My mother got a letter in the mail from a tv service provider saying she had to appear in court because she illegally downloaded a movie but she hasn't even seen that movie and the ip address doesn't match any of our computers. What can we do?
Submitted: 1 year ago.
Category: Legal
Expert:  Lucy, Esq. replied 1 year ago.
Hi,

My name is ***** ***** I'd be happy to answer your questions today.
Was the letter a notice that they were going to sue unless she pays them, or is it an actual Subpoena calling her into court on a specific date? A subpoena should come with a Complaint attached, and if it comes from a company out of state, it should have been sent via certified or registered mail.
Customer: replied 1 year ago.
It has a specific place and time. It is also a federal lawsuit. And it sounds like they are calling her into a law firm.

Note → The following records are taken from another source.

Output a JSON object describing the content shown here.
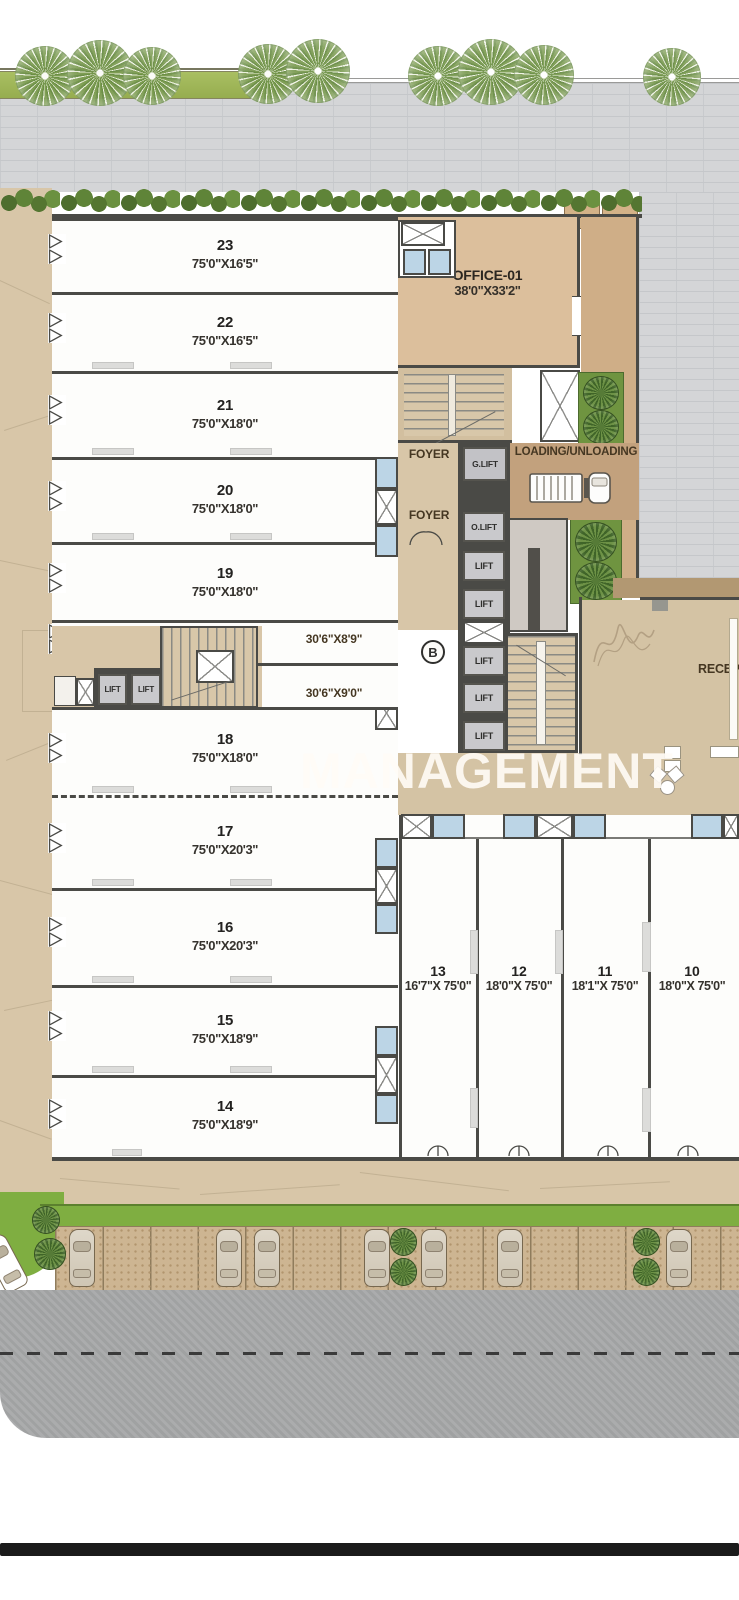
{
  "plan": {
    "watermark": "MANAGEMENT",
    "block_marker": "B",
    "office": {
      "name": "OFFICE-01",
      "dim": "38'0\"X33'2\""
    },
    "labels": {
      "foyer_upper": "FOYER",
      "foyer_lower": "FOYER",
      "g_lift": "G.LIFT",
      "o_lift": "O.LIFT",
      "lift": "LIFT",
      "loading": "LOADING/UNLOADING",
      "reception": "RECEPTION"
    },
    "corridor_rooms": {
      "upper_dim": "30'6\"X8'9\"",
      "lower_dim": "30'6\"X9'0\""
    },
    "units_left": [
      {
        "no": "23",
        "dim": "75'0\"X16'5\""
      },
      {
        "no": "22",
        "dim": "75'0\"X16'5\""
      },
      {
        "no": "21",
        "dim": "75'0\"X18'0\""
      },
      {
        "no": "20",
        "dim": "75'0\"X18'0\""
      },
      {
        "no": "19",
        "dim": "75'0\"X18'0\""
      },
      {
        "no": "18",
        "dim": "75'0\"X18'0\""
      },
      {
        "no": "17",
        "dim": "75'0\"X20'3\""
      },
      {
        "no": "16",
        "dim": "75'0\"X20'3\""
      },
      {
        "no": "15",
        "dim": "75'0\"X18'9\""
      },
      {
        "no": "14",
        "dim": "75'0\"X18'9\""
      }
    ],
    "units_bottom": [
      {
        "no": "13",
        "dim": "16'7\"X 75'0\""
      },
      {
        "no": "12",
        "dim": "18'0\"X 75'0\""
      },
      {
        "no": "11",
        "dim": "18'1\"X 75'0\""
      },
      {
        "no": "10",
        "dim": "18'0\"X 75'0\""
      }
    ],
    "colors": {
      "wall": "#4a4a46",
      "path_tan": "#d8c6a8",
      "office_tan": "#dcbf9c",
      "loading_brown": "#c2a17d",
      "reception_tan": "#d4c3a4",
      "grass": "#7fae41",
      "hedge_green": "#5f7f39",
      "paving_gray": "#d4d5d7",
      "road_gray": "#a7a8a9",
      "door_blue": "#bcd5e6",
      "lift_gray": "#c9c9cc"
    }
  }
}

Expert:  Lucy, Esq. replied 1 year ago.
Thank you.
When you say "also a federal lawsuit," do you mean that they filed in both state and federal court? What state was the lawsuit filed in? Did they provide a case number ***** documents written on pleading paper?
I'm trying to figure out if she's really being sued or if this is an attempt to scare her into settling. The second is more common, but there are different responses to each scenario. Calling her into a law firm isn't the same thing as saying "You have to appear in court on this day or a default judgment will be entered against you."

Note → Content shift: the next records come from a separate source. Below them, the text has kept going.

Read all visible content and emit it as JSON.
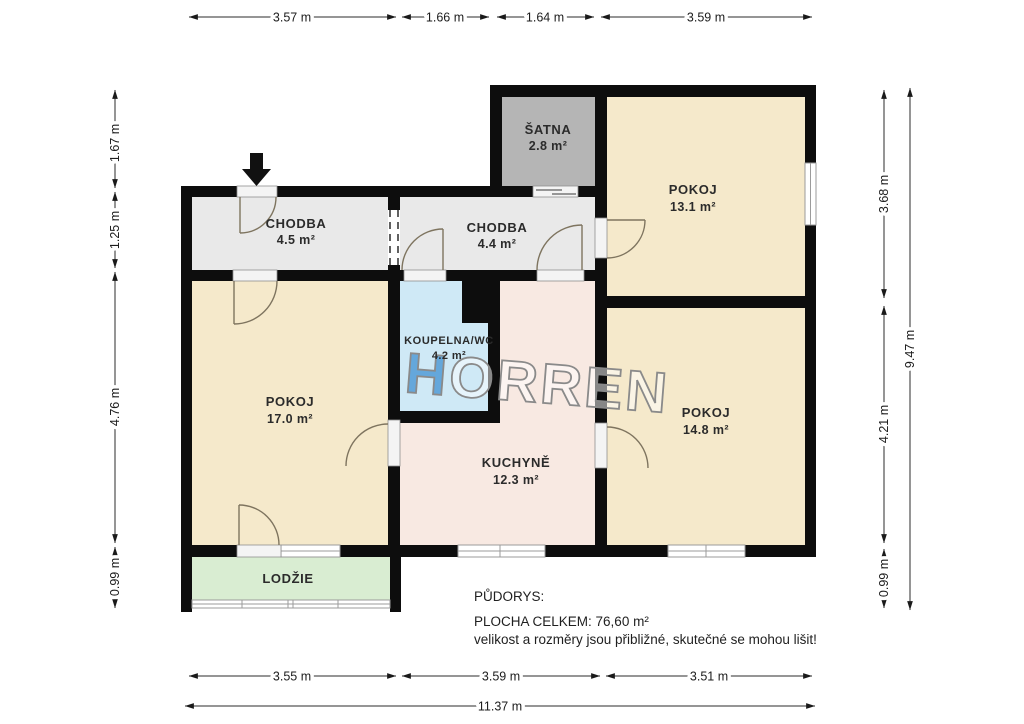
{
  "plan": {
    "watermark": {
      "text": "HORREN",
      "first": "H",
      "rest": "ORREN"
    },
    "rooms": {
      "satna": {
        "name": "ŠATNA",
        "area": "2.8 m²"
      },
      "pokoj_131": {
        "name": "POKOJ",
        "area": "13.1 m²"
      },
      "chodba_45": {
        "name": "CHODBA",
        "area": "4.5 m²"
      },
      "chodba_44": {
        "name": "CHODBA",
        "area": "4.4 m²"
      },
      "koupelna": {
        "name": "KOUPELNA/WC",
        "area": "4.2 m²"
      },
      "pokoj_17": {
        "name": "POKOJ",
        "area": "17.0 m²"
      },
      "kuchyne": {
        "name": "KUCHYNĚ",
        "area": "12.3 m²"
      },
      "pokoj_148": {
        "name": "POKOJ",
        "area": "14.8 m²"
      },
      "lodzie": {
        "name": "LODŽIE"
      }
    },
    "dimensions": {
      "top": [
        "3.57 m",
        "1.66 m",
        "1.64 m",
        "3.59 m"
      ],
      "left": [
        "1.67 m",
        "1.25 m",
        "4.76 m",
        "0.99 m"
      ],
      "right": [
        "3.68 m",
        "4.21 m",
        "0.99 m"
      ],
      "right_total": "9.47 m",
      "bottom": [
        "3.55 m",
        "3.59 m",
        "3.51 m"
      ],
      "bottom_total": "11.37 m"
    },
    "footer": {
      "title": "PŮDORYS:",
      "total_area": "PLOCHA CELKEM: 76,60  m²",
      "disclaimer": "velikost a rozměry jsou přibližné, skutečné se mohou lišit!"
    },
    "colors": {
      "room_beige": "#f5e9cb",
      "hallway_gray": "#e9e9e9",
      "wardrobe_gray": "#b5b5b5",
      "bathroom_blue": "#cfe9f6",
      "kitchen_pink": "#f8e9e2",
      "loggia_green": "#d9edd2",
      "wall_black": "#0d0d0d"
    }
  }
}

Customer: replied 1 year ago.
It says United States District Court for the district of Colorado. There is a Docket number and a comcast file number. There are documents that show what movie but I have no idea what pleading paper is. It also stats that comcast will release her information unless we quash or vacate the subpoena in the court where the subpoena was issued but it doesn't specify the court that issued it.
Expert:  Lucy, Esq. replied 1 year ago.
Pleading paper has numbers down the side. It's used for filing official documents - you'd notice that it didn't look like a regular document.

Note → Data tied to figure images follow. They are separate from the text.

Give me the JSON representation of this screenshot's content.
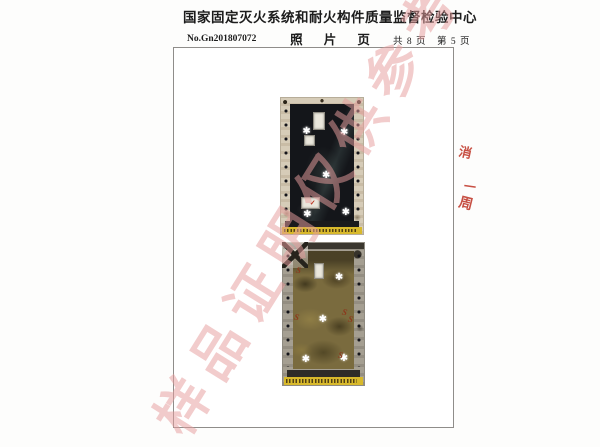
{
  "header": {
    "title": "国家固定灭火系统和耐火构件质量监督检验中心",
    "subtitle": "照 片 页",
    "report_no": "No.Gn201807072",
    "page_info": "共 8 页　第 5 页",
    "pages_total": 8,
    "page_current": 5
  },
  "watermark": {
    "text": "样品证明仅供参考",
    "color": "#e79e9e"
  },
  "annotations": {
    "marks": [
      "消",
      "一",
      "周"
    ],
    "color": "#c0392b"
  },
  "colors": {
    "caption_strip": "#d8b92b",
    "door_before": "#14161a",
    "door_after": "#7a6b3e",
    "frame_border": "#8f8d8a"
  },
  "marker_glyphs": {
    "star": "✱",
    "squiggle": "S",
    "tick": "✓"
  },
  "photos": [
    {
      "id": "door-before-test",
      "caption_strip": true,
      "stars": [
        {
          "x": 26,
          "y": 21
        },
        {
          "x": 72,
          "y": 22
        },
        {
          "x": 50,
          "y": 54
        },
        {
          "x": 27,
          "y": 82
        },
        {
          "x": 74,
          "y": 81
        }
      ],
      "labels": [
        {
          "x": 39,
          "y": 10,
          "w": 12,
          "h": 12
        },
        {
          "x": 28,
          "y": 27,
          "w": 11,
          "h": 7
        },
        {
          "x": 24,
          "y": 73,
          "w": 21,
          "h": 7
        }
      ],
      "ticks": [
        {
          "x": 35,
          "y": 75
        }
      ]
    },
    {
      "id": "door-after-test",
      "caption_strip": true,
      "stars": [
        {
          "x": 64,
          "y": 21
        },
        {
          "x": 44,
          "y": 51
        },
        {
          "x": 23,
          "y": 79
        },
        {
          "x": 70,
          "y": 78
        }
      ],
      "labels": [
        {
          "x": 38,
          "y": 14,
          "w": 10,
          "h": 10
        }
      ],
      "squiggles": [
        {
          "x": 13,
          "y": 49
        },
        {
          "x": 73,
          "y": 46
        },
        {
          "x": 68,
          "y": 76
        },
        {
          "x": 80,
          "y": 51
        },
        {
          "x": 16,
          "y": 16
        }
      ]
    }
  ]
}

That's a notice that Comcast has received a request to release records related to her account. They're legally required to release the information within 30 days unless your mother goes to court and gets a judge to say they don't have to, so they're giving her a chance to go to court and stop the other party from getting her records. If it says U.S. District Court for the District of Colorado, that's the court that issued the subpoena.
The first step, if the IP address on the letter is NOT your mother's IP address, is to contact Comcast. They may have made a mistake by sending the letter to her instead of someone else. If that's all that happened, then they'll send the letter to the right person and your mother doesn't have to worry about it. She can also request that Comcast send HER a copy of all records being released pursuant to the subpoena.
The grounds for quashing a subpoena are in Fed. R. Civ. P. 45. Unless they gave Comcast less than 30 days to comply with the request, none of them would appear to apply to this situation.
(A) When Required. On timely motion, the court for the district where compliance is required must quash or modify a subpoena that:
(i) fails to allow a reasonable time to comply;
(ii) requires a person to comply beyond the geographical limits specified in Rule 45(c);
(iii) requires disclosure of privileged or other protected matter, if no exception or waiver applies; or
(iv) subjects a person to undue burden.
Once the records are received by the law firm, they will send a letter to your mother if they still think she illegally downloaded a movie (or someone else in the house did). Then she can decide a course of action based on what the letter says. And if they wind up suing, she'll be allowed to file an Answer denying that she ever downloaded the movie or that the IP address in question belongs to her.
It's important that you are 100% satisfied with my courtesy and professionalism. Thank you.
Customer: replied 1 year ago.
OK so have her call comcast and then basically wait to see what happens? Should she show up to the law firm?
Expert:  Lucy, Esq. replied 1 year ago.
call them first.
If the notice is directly Comcast to provide records to the law firm on that date, then there's no need for your mother to go to their offices. The subpeona would have to be personally directed at her (and served on her, not mailed) before she could be required to show up.